Michał Górny wrote:
Hello,

A simple solution to a program long-unsolved. In GLEP form.

Just a couple of minor points/nitpicks:

1) If an installed package has both IUSE_RUNTIME and REQUIRED_USE, should REQUIRED_USE be re-verified:

a) for every dep resolution
b) when the package is involved in the resolution for some other reason (not necessarily being reinstalled, just when the resolver has some reason to look at it)
c) something else?

I think b) should be sufficient (and probably easier to implement), but is there any reason why it wouldn't be?

2) It's not forbidden for package A to depend on an IUSE_RUNTIME flag of package B being disabled, but it's unlikely to be useful.
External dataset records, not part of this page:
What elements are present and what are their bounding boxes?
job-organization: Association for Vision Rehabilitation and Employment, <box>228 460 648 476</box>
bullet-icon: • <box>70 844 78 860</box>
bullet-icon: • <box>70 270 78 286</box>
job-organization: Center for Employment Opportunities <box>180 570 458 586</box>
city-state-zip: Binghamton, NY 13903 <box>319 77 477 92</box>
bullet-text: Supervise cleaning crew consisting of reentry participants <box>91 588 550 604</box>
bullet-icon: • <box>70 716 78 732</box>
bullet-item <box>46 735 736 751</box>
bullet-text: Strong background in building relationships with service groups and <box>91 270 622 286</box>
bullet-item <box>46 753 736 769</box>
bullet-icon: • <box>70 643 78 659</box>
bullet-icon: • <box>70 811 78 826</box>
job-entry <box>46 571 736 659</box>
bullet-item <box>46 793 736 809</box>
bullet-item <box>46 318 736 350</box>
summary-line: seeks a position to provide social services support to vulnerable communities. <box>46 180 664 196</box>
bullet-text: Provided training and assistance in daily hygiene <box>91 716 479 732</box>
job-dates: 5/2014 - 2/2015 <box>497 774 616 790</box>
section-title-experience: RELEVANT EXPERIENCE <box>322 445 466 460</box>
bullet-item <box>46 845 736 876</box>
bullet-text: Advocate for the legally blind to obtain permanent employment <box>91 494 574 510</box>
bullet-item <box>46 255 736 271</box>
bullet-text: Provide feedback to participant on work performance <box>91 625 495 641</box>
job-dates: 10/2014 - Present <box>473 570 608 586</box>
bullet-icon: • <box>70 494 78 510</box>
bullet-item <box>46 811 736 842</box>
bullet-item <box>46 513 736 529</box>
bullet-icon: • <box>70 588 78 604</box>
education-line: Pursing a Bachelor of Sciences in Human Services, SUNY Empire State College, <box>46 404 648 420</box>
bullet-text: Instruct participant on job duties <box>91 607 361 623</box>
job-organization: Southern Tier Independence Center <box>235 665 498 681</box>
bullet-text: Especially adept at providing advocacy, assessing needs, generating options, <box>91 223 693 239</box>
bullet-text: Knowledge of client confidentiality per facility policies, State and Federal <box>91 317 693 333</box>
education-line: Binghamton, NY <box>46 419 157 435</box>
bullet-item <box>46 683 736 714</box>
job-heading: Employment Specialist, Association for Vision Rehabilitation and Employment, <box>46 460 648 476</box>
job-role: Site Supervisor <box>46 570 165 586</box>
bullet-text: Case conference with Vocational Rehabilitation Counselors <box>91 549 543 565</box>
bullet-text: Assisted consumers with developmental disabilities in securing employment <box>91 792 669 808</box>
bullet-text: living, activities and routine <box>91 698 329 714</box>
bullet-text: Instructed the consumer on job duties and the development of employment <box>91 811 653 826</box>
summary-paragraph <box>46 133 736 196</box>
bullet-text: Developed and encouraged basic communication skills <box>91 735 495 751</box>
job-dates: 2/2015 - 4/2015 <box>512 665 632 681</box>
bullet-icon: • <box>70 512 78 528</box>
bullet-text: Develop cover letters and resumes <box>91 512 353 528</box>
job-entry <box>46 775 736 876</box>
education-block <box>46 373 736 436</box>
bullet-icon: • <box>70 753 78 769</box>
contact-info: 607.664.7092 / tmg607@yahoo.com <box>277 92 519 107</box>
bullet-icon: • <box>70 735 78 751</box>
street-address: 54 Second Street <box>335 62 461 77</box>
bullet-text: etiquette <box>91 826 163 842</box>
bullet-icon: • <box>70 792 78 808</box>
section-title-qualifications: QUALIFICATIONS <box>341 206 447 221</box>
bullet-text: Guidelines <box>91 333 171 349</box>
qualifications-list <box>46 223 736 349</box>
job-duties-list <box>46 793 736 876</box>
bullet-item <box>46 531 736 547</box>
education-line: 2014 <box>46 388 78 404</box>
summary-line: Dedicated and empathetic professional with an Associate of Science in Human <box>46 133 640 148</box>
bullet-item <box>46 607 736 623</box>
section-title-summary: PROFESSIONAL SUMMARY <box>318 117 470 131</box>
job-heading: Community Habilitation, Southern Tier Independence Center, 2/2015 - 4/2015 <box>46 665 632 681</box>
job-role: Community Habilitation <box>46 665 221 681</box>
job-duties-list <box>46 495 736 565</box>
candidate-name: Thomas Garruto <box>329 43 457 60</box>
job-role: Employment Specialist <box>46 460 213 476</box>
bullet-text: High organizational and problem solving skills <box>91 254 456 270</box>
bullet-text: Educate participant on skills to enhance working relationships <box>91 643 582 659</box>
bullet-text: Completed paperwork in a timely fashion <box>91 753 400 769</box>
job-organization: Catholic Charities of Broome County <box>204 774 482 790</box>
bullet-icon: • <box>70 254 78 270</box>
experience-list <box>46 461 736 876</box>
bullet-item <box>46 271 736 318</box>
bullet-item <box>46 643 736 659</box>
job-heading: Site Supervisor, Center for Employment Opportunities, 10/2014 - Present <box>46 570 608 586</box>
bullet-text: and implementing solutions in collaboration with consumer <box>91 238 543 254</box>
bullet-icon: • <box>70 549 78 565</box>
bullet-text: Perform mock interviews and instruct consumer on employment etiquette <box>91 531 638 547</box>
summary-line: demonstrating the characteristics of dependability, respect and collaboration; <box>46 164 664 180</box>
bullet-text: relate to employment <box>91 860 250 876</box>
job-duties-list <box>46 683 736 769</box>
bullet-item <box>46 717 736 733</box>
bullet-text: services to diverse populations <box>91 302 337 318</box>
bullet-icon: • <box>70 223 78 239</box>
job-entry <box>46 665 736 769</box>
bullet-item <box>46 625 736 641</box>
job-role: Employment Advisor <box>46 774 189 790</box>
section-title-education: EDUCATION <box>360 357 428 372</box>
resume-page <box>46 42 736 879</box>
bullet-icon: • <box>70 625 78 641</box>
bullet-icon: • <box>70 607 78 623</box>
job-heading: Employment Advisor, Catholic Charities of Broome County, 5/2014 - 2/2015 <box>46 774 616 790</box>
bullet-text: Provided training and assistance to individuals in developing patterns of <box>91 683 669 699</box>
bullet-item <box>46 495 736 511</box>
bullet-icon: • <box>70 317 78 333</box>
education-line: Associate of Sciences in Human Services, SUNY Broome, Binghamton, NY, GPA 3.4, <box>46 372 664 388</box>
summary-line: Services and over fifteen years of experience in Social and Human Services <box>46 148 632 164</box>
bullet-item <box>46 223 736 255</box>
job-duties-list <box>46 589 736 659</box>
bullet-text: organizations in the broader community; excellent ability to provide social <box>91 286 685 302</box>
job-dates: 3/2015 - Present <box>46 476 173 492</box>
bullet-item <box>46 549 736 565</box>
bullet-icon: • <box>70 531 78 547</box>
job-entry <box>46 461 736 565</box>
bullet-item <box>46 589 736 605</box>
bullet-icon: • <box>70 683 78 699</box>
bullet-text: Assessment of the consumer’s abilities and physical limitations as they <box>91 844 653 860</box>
To make this more concrete, a fictional but vaguely plausible example:

app-text/docmangler:

# links to poppler to handle PDFs, and can use Ghostscript for
# PostScript support if available
IUSE="postscript"
IUSE_RUNTIME="postscript"
DEPEND="app-text/poppler"
RDEPEND="${DEPEND}
    postscript? ( app-text/ghostscript )"

app-misc/coolapp:

IUSE="doc"
# if Ghostscript is installed, docmangler uses it for both
# PostScript and PDF files, but Ghostscript misrenders our PDFs
DEPEND="doc? ( app-text/docmangler[-postscript] )"

Here, the [-postscript] dep would force the user to disable that flag, but it wouldn't do much good because Ghostscript would still be installed. This doesn't happen with regular USE flags because (if the ebuild is written correctly) disabling the flag removes the feature even if its dependencies happen to be installed.

Possible solutions:

a) automatically rewrite the dep as
    postscript? ( app-text/ghostscript )
    !postscript? ( !app-text/ghostscript )
b) forbid [-foo]-style deps for IUSE_RUNTIME flags (would also make sense in that case to disallow them in !foo-style conditionals in the dependencies of the package itself, as that could cause similar paradoxes) c) don't address it in the spec itself, and require people to manually write the dep in the blocker form if it's required
d) something else?

a) is pretty icky IMHO, especially if the flag pulls in multiple packages. I could live with either b) or c), but b) is less flexible and c) leaves a potential trap for the unwary. Any opinions?